Greg Brown, with the infectious sound of his button accordion and fiddle will link hearts to the Auld Sod for sure. Another talented lad, no stranger to Glengarry audiences, is multi-instrumentalist and vocalist Paddy Maher who also adds his tasteful musicianship to the group.  This motley crew is held together and indeed driven by the wonderful drumming and percussive talents of Rob Graves.

Stirring songs and melodies, exciting and very danceable tune sets, and a very highly defined sense of joie de vivre are what you can expect at an Écosse concert.

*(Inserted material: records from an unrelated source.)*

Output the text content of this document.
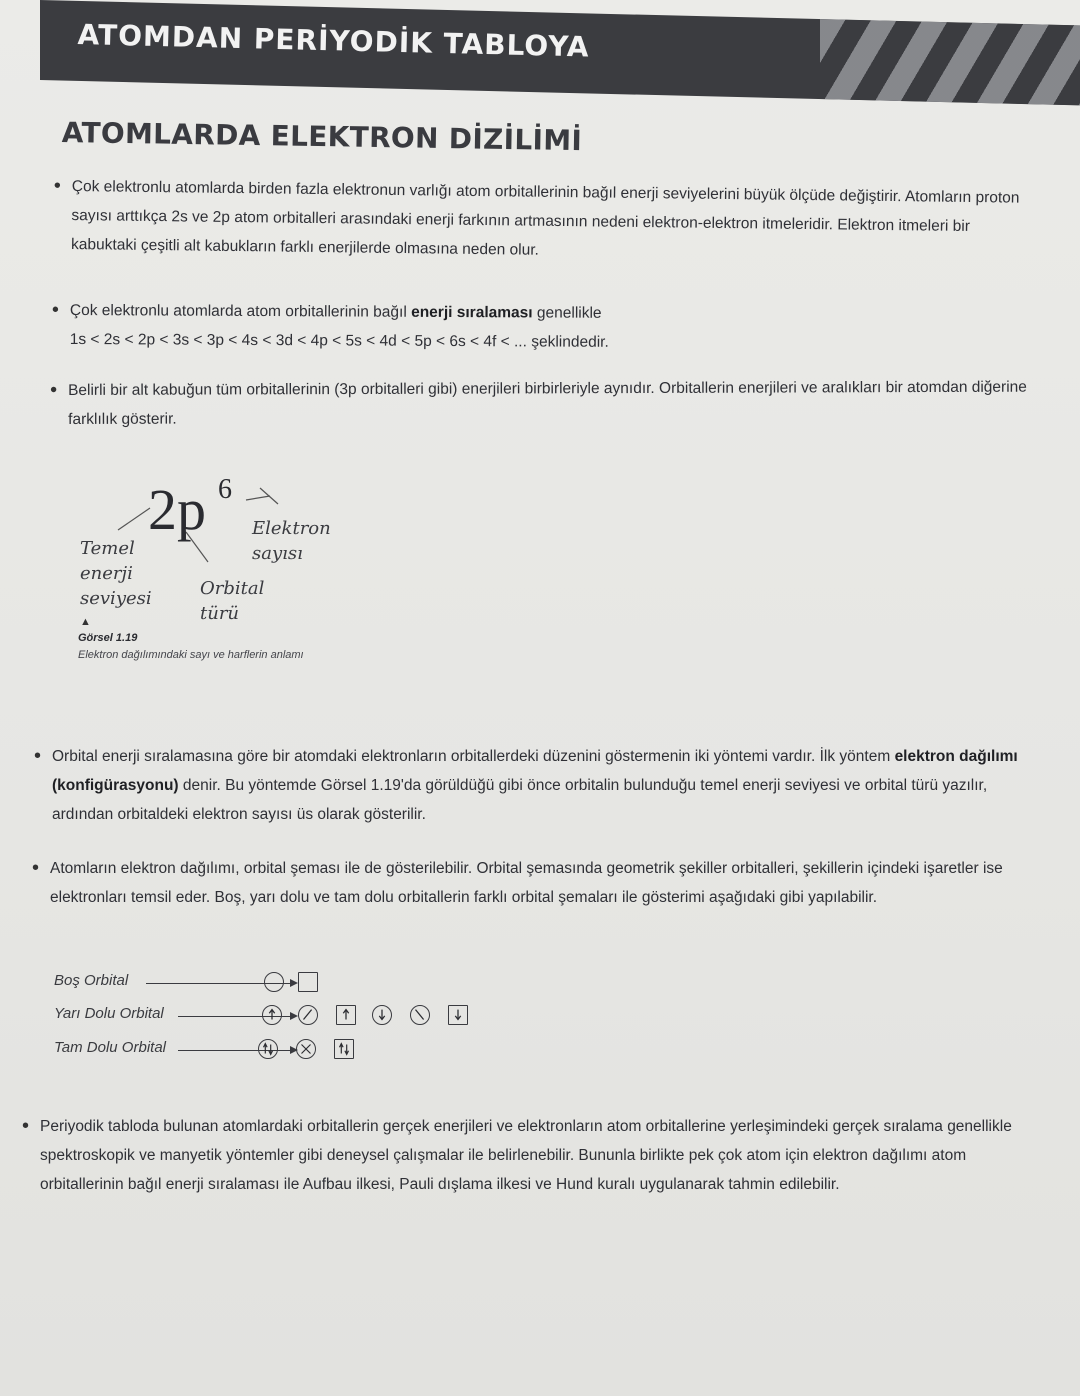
ATOMDAN PERİYODİK TABLOYA
ATOMLARDA ELEKTRON DİZİLİMİ
• Çok elektronlu atomlarda birden fazla elektronun varlığı atom orbitallerinin bağıl enerji seviyelerini büyük ölçüde değiştirir. Atomların proton sayısı arttıkça 2s ve 2p atom orbitalleri arasındaki enerji farkının artmasının nedeni elektron-elektron itmeleridir. Elektron itmeleri bir kabuktaki çeşitli alt kabukların farklı enerjilerde olmasına neden olur.

• Çok elektronlu atomlarda atom orbitallerinin bağıl enerji sıralaması genellikle

1s < 2s < 2p < 3s < 3p < 4s < 3d < 4p < 5s < 4d < 5p < 6s < 4f < ... şeklindedir.

• Belirli bir alt kabuğun tüm orbitallerinin (3p orbitalleri gibi) enerjileri birbirleriyle aynıdır. Orbitallerin enerjileri ve aralıkları bir atomdan diğerine farklılık gösterir.

2p 6
Temel
enerji
seviyesi	Orbital
türü
Elektron
sayısı
▲
Görsel 1.19
Elektron dağılımındaki sayı ve harflerin anlamı
• Orbital enerji sıralamasına göre bir atomdaki elektronların orbitallerdeki düzenini göstermenin iki yöntemi vardır. İlk yöntem elektron dağılımı (konfigürasyonu) denir. Bu yöntemde Görsel 1.19'da görüldüğü gibi önce orbitalin bulunduğu temel enerji seviyesi ve orbital türü yazılır, ardından orbitaldeki elektron sayısı üs olarak gösterilir.

• Atomların elektron dağılımı, orbital şeması ile de gösterilebilir. Orbital şemasında geometrik şekiller orbitalleri, şekillerin içindeki işaretler ise elektronları temsil eder. Boş, yarı dolu ve tam dolu orbitallerin farklı orbital şemaları ile gösterimi aşağıdaki gibi yapılabilir.

Boş Orbital
Yarı Dolu Orbital
Tam Dolu Orbital
• Periyodik tabloda bulunan atomlardaki orbitallerin gerçek enerjileri ve elektronların atom orbitallerine yerleşimindeki gerçek sıralama genellikle spektroskopik ve manyetik yöntemler gibi deneysel çalışmalar ile belirlenebilir. Bununla birlikte pek çok atom için elektron dağılımı atom orbitallerinin bağıl enerji sıralaması ile Aufbau ilkesi, Pauli dışlama ilkesi ve Hund kuralı uygulanarak tahmin edilebilir.
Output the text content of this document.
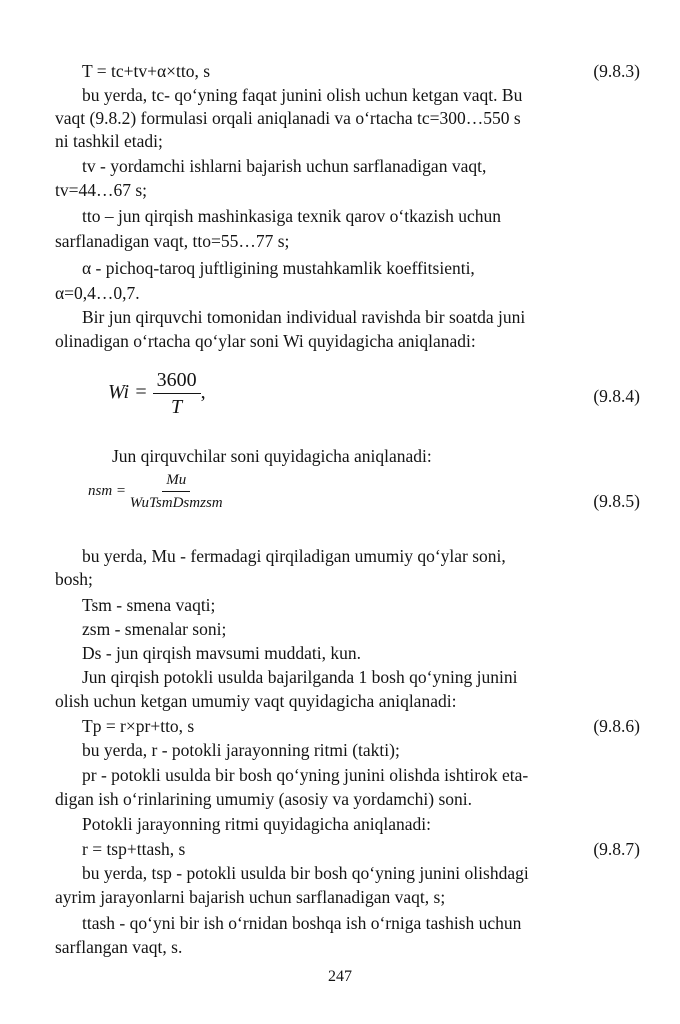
T = tc+tv+α×tto, s	(9.8.3)
bu yerda, tc- qo‘yning faqat junini olish uchun ketgan vaqt. Bu
vaqt (9.8.2) formulasi orqali aniqlanadi va o‘rtacha tc=300…550 s
ni tashkil etadi;
tv - yordamchi ishlarni bajarish uchun sarflanadigan vaqt,
tv=44…67 s;
tto – jun qirqish mashinkasiga texnik qarov o‘tkazish uchun
sarflanadigan vaqt, tto=55…77 s;
α - pichoq-taroq juftligining mustahkamlik koeffitsienti,
α=0,4…0,7.
Bir jun qirquvchi tomonidan individual ravishda bir soatda juni
olinadigan o‘rtacha qo‘ylar soni Wi quyidagicha aniqlanadi:
$Wi = \frac{3600}{T}$ ,	(9.8.4)
Jun qirquvchilar soni quyidagicha aniqlanadi:
nsm = $\frac{Mu}{\text{WuTsmDsmzsm}}$	(9.8.5)
bu yerda, Mu - fermadagi qirqiladigan umumiy qo‘ylar soni,
bosh;
Tsm - smena vaqti;
zsm - smenalar soni;
Ds - jun qirqish mavsumi muddati, kun.
Jun qirqish potokli usulda bajarilganda 1 bosh qo‘yning junini
olish uchun ketgan umumiy vaqt quyidagicha aniqlanadi:
Tp = r×pr+tto, s	(9.8.6)
bu yerda, r - potokli jarayonning ritmi (takti);
pr - potokli usulda bir bosh qo‘yning junini olishda ishtirok eta-
digan ish o‘rinlarining umumiy (asosiy va yordamchi) soni.
Potokli jarayonning ritmi quyidagicha aniqlanadi:
r = tsp+ttash, s	(9.8.7)
bu yerda, tsp - potokli usulda bir bosh qo‘yning junini olishdagi
ayrim jarayonlarni bajarish uchun sarflanadigan vaqt, s;
ttash - qo‘yni bir ish o‘rnidan boshqa ish o‘rniga tashish uchun
sarflangan vaqt, s.
247
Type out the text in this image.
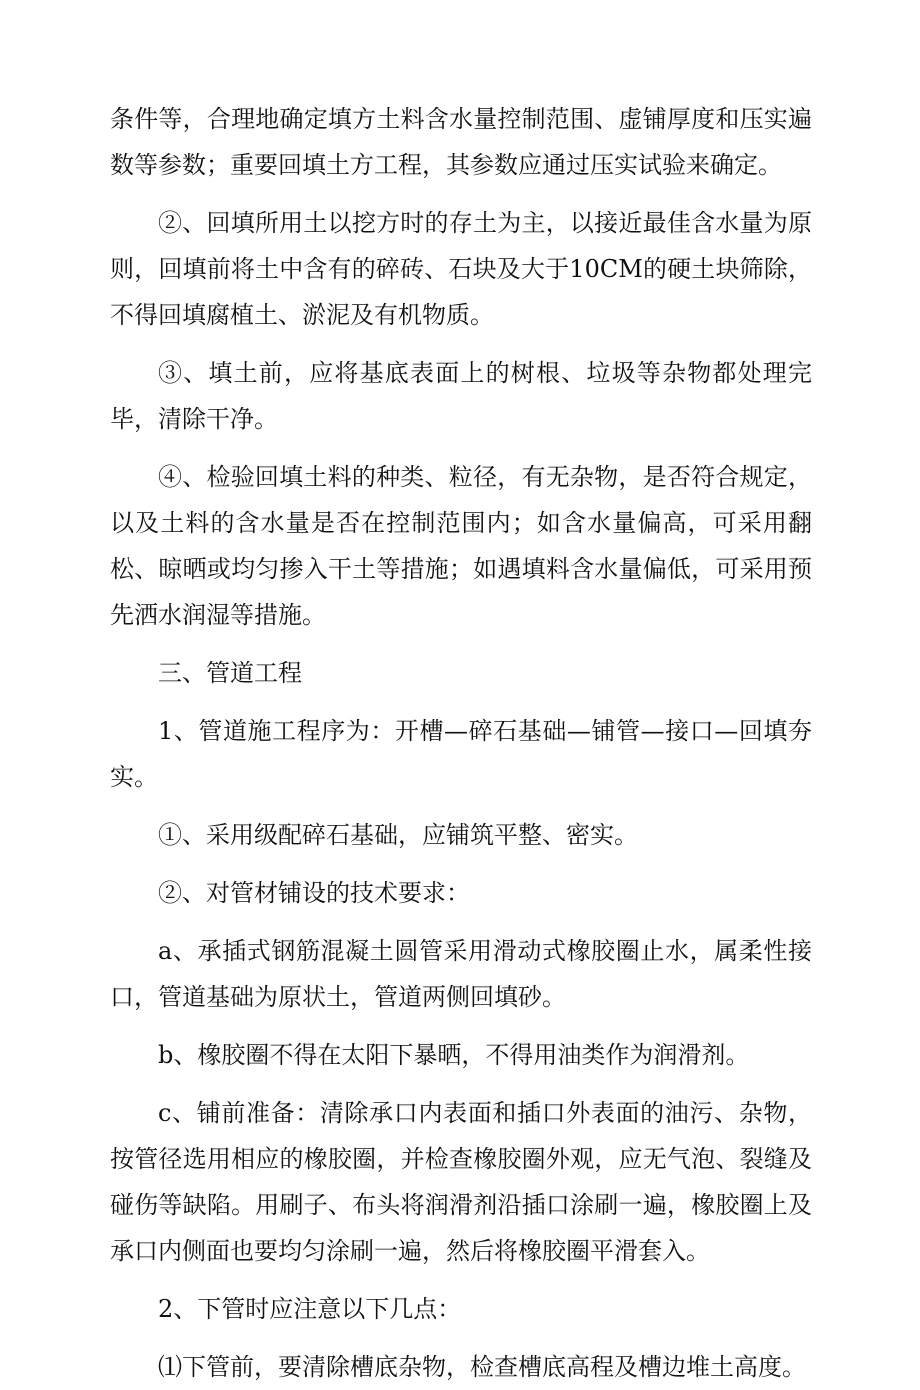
条件等，合理地确定填方土料含水量控制范围、虚铺厚度和压实遍数等参数；重要回填土方工程，其参数应通过压实试验来确定。

②、回填所用土以挖方时的存土为主，以接近最佳含水量为原则，回填前将土中含有的碎砖、石块及大于10CM的硬土块筛除，不得回填腐植土、淤泥及有机物质。

③、填土前，应将基底表面上的树根、垃圾等杂物都处理完毕，清除干净。

④、检验回填土料的种类、粒径，有无杂物，是否符合规定，以及土料的含水量是否在控制范围内；如含水量偏高，可采用翻松、晾晒或均匀掺入干土等措施；如遇填料含水量偏低，可采用预先洒水润湿等措施。

三、管道工程

1、管道施工程序为：开槽—碎石基础—铺管—接口—回填夯实。

①、采用级配碎石基础，应铺筑平整、密实。

②、对管材铺设的技术要求：

a、承插式钢筋混凝土圆管采用滑动式橡胶圈止水，属柔性接口，管道基础为原状土，管道两侧回填砂。

b、橡胶圈不得在太阳下暴晒，不得用油类作为润滑剂。

c、铺前准备：清除承口内表面和插口外表面的油污、杂物，按管径选用相应的橡胶圈，并检查橡胶圈外观，应无气泡、裂缝及碰伤等缺陷。用刷子、布头将润滑剂沿插口涂刷一遍，橡胶圈上及承口内侧面也要均匀涂刷一遍，然后将橡胶圈平滑套入。

2、下管时应注意以下几点：

⑴下管前，要清除槽底杂物，检查槽底高程及槽边堆土高度。
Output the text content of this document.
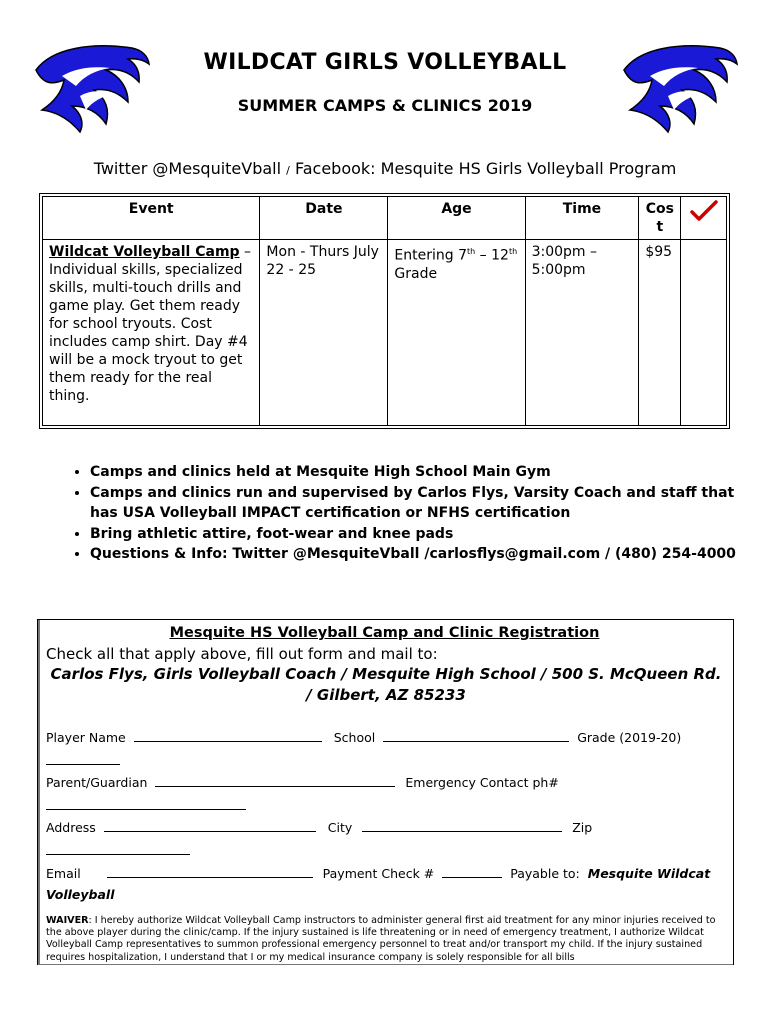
WILDCAT GIRLS VOLLEYBALL
SUMMER CAMPS & CLINICS 2019
Twitter @MesquiteVball / Facebook: Mesquite HS Girls Volleyball Program
Event	Date	Age	Time	Cos t	

Wildcat Volleyball Camp – Individual skills, specialized skills, multi-touch drills and game play. Get them ready for school tryouts. Cost includes camp shirt. Day #4 will be a mock tryout to get them ready for the real thing.	Mon - Thurs July 22 - 25	Entering 7th – 12th Grade	3:00pm – 5:00pm	$95	
• Camps and clinics held at Mesquite High School Main Gym
• Camps and clinics run and supervised by Carlos Flys, Varsity Coach and staff that has USA Volleyball IMPACT certification or NFHS certification
• Bring athletic attire, foot-wear and knee pads
• Questions & Info: Twitter @MesquiteVball /carlosflys@gmail.com / (480) 254-4000
Mesquite HS Volleyball Camp and Clinic Registration
Check all that apply above, fill out form and mail to:
Carlos Flys, Girls Volleyball Coach / Mesquite High School / 500 S. McQueen Rd. / Gilbert, AZ 85233
Player Name	School	Grade (2019-20)
Parent/Guardian	Emergency Contact ph#
Address	City	Zip
Email	Payment Check #	Payable to: Mesquite Wildcat
Volleyball
WAIVER: I hereby authorize Wildcat Volleyball Camp instructors to administer general first aid treatment for any minor injuries received to the above player during the clinic/camp. If the injury sustained is life threatening or in need of emergency treatment, I authorize Wildcat Volleyball Camp representatives to summon professional emergency personnel to treat and/or transport my child. If the injury sustained requires hospitalization, I understand that I or my medical insurance company is solely responsible for all bills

For a change of pace, the Games welcome this exciting new dance group to the Tattoo. Change of Step performs original choreography rooted in Scottish tradition, yet shaped by modern influences. This dynamic group of world-class dancers from Nova Scotia and Ontario came together with a shared vision to breathe new life into traditional dancing. Their stirring performance will showcase the musicality, grace, and athleticism of highland dancing. Dancers include the current Adult World Champion and past Canadian Champions. Accompanying the troupe will be dynamite Cape Breton Fiddling sensation Wendy MacIssac.

Admission to the Tattoo is included in the Gate Admission ($20 per day and children under 12 free). Come to the Game early and stay late and make it a full day of memories and excitement.